Gordon Ryder (1919–2000) OBE was a modernist architect and co-founder with Peter Yates of Ryder and Yates, known for designing a number of modernist buildings in the north-east of England in the 1960s. Ryder studied architecture at Newcastle University School of Architecture, Planning & Landscape (then King's College, Durham) then in 1948 began working for Berthold Lubetkin on the designs for Peterlee new town.

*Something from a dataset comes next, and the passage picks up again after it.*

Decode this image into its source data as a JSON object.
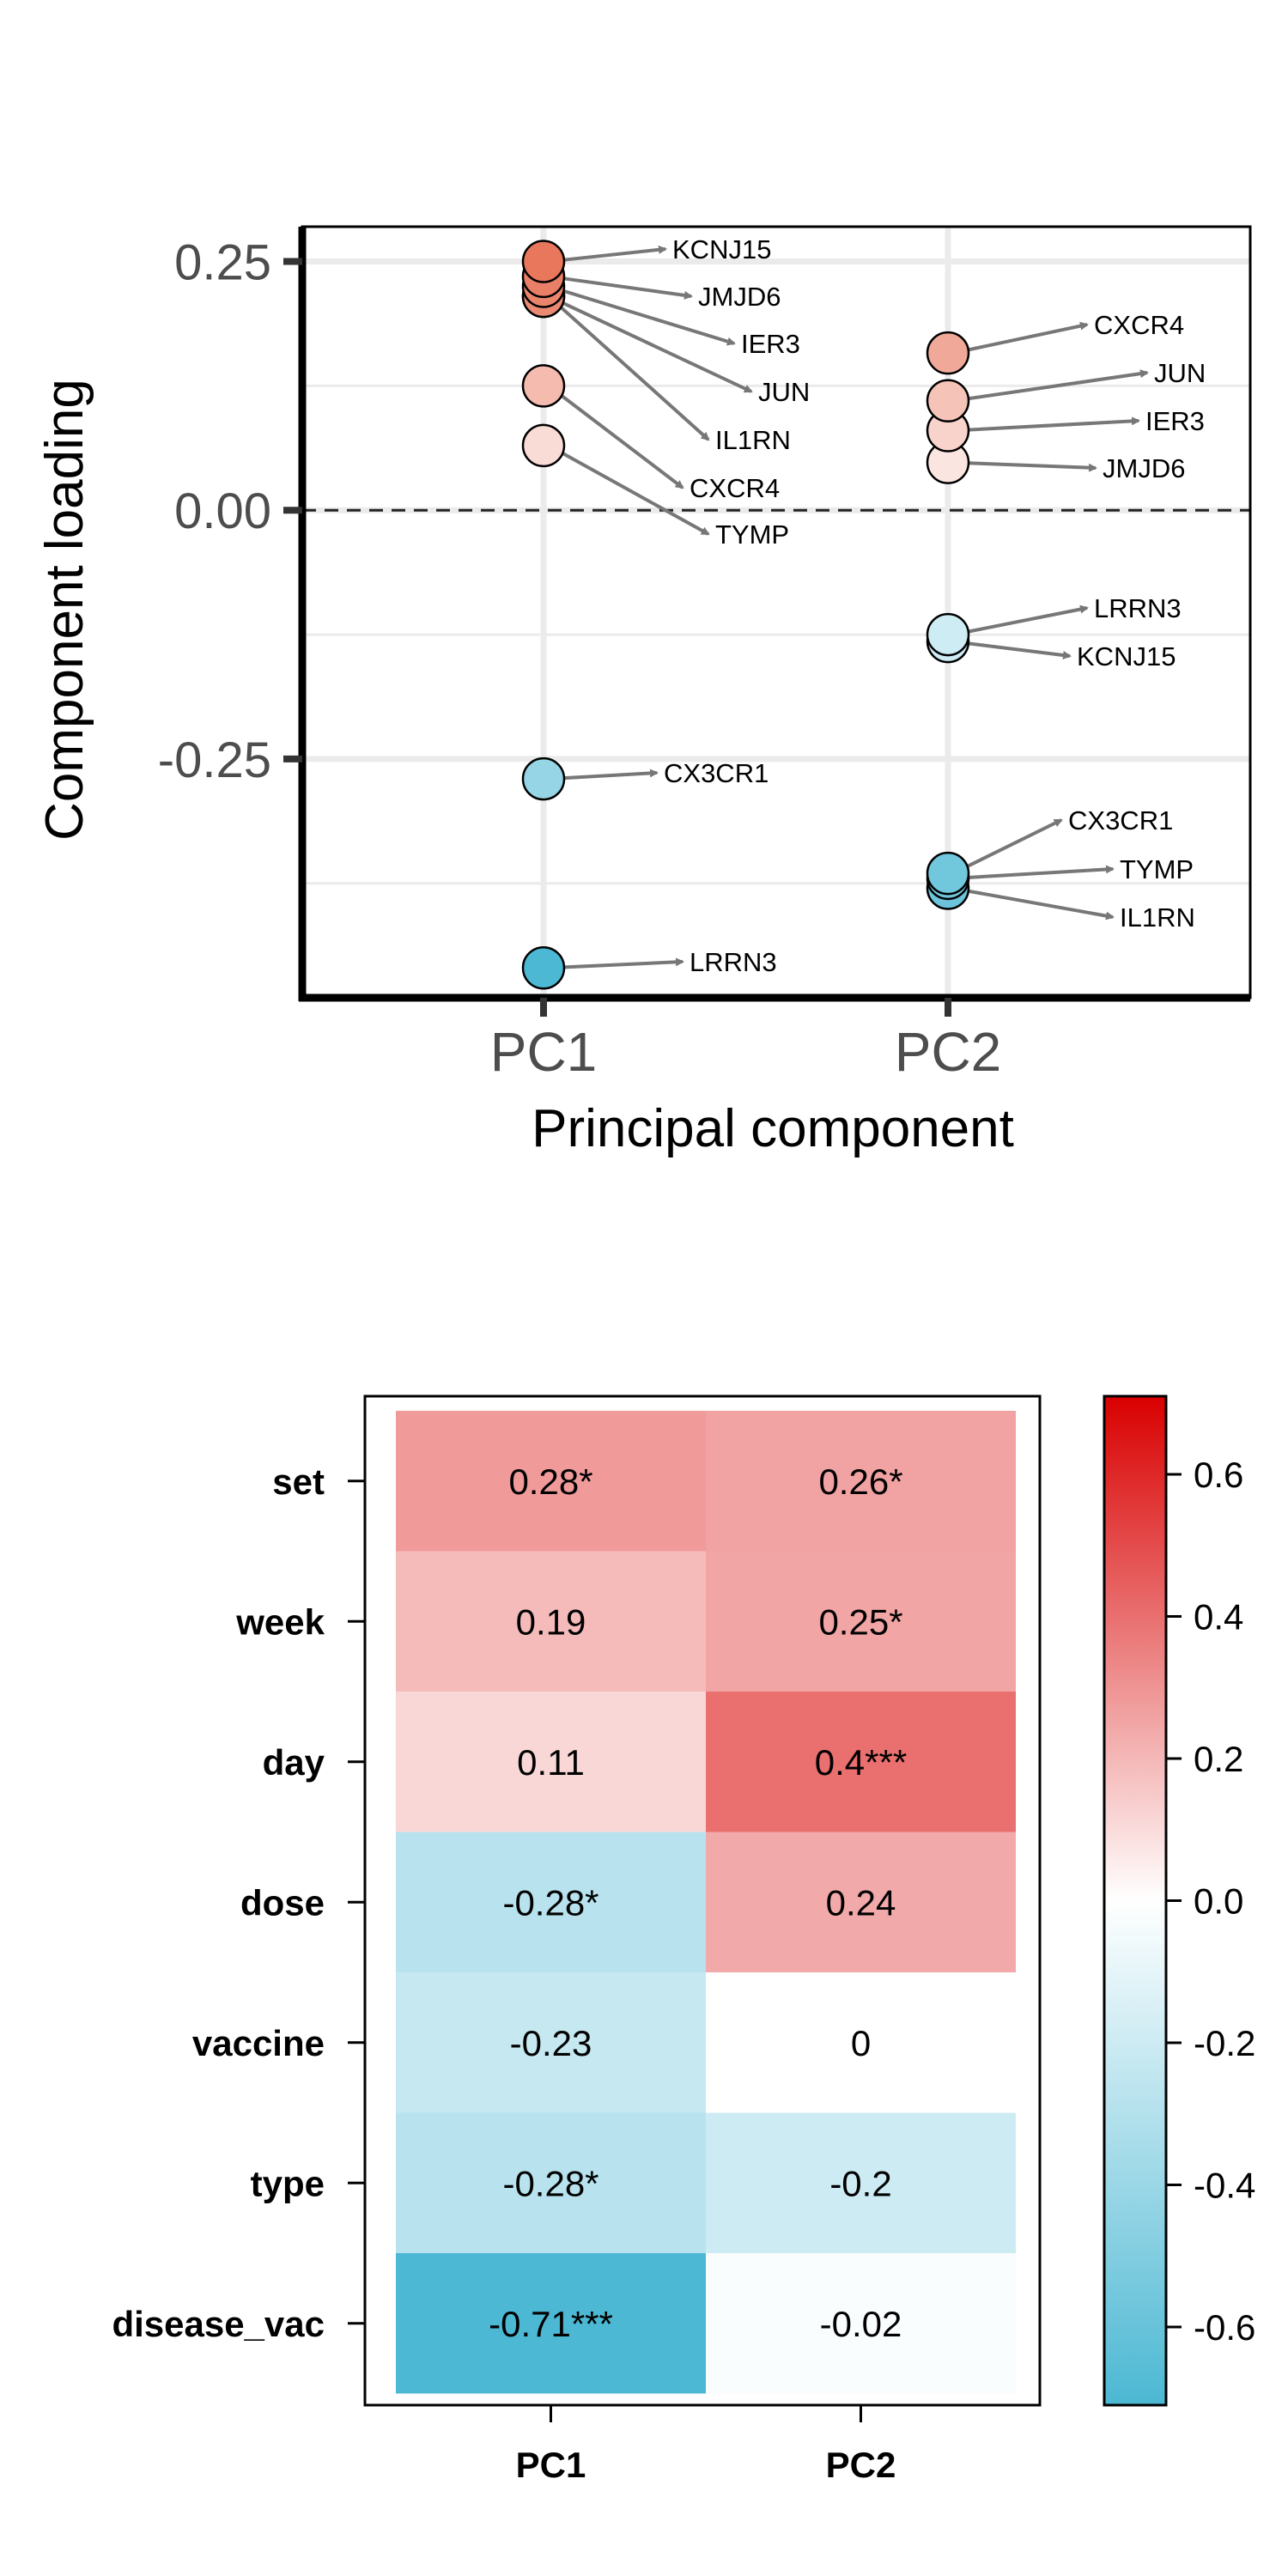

In 1953, he formed Ryder and Yates with Peter Yates, who had also worked with Lubetkin at Peterlee, one of the first multi-disciplinary practices that integrated architecture and engineering. Key projects were two buildings for Northern Gas in Killingworth; the Northern Gas Board offices built in 1963 and subsequently the Gas Council Engineering Research Station (1966-7), "a cool Corbusian building of white concrete",[1] which won the Financial Times' industrial architecture award in 1968, and a Royal Institute of British Architects award the following year.[2] Both are now Grade II listed. Otherp projects included social housing at North Kenton and major buildings for the Salvation Army, Tyne Tees Television and Vickers Armaments.
'Trees', a private house built in Woolsington, Newcastle upon Tyne in 1967–68, was listed Grade II in 2010.[3] In 2015, MEA House and Ryder & Yates' own offices in Killingworth were listed Grade II, with the architects offices subsequently being removed from the register after a change of heart by the government minister in 2016.[4]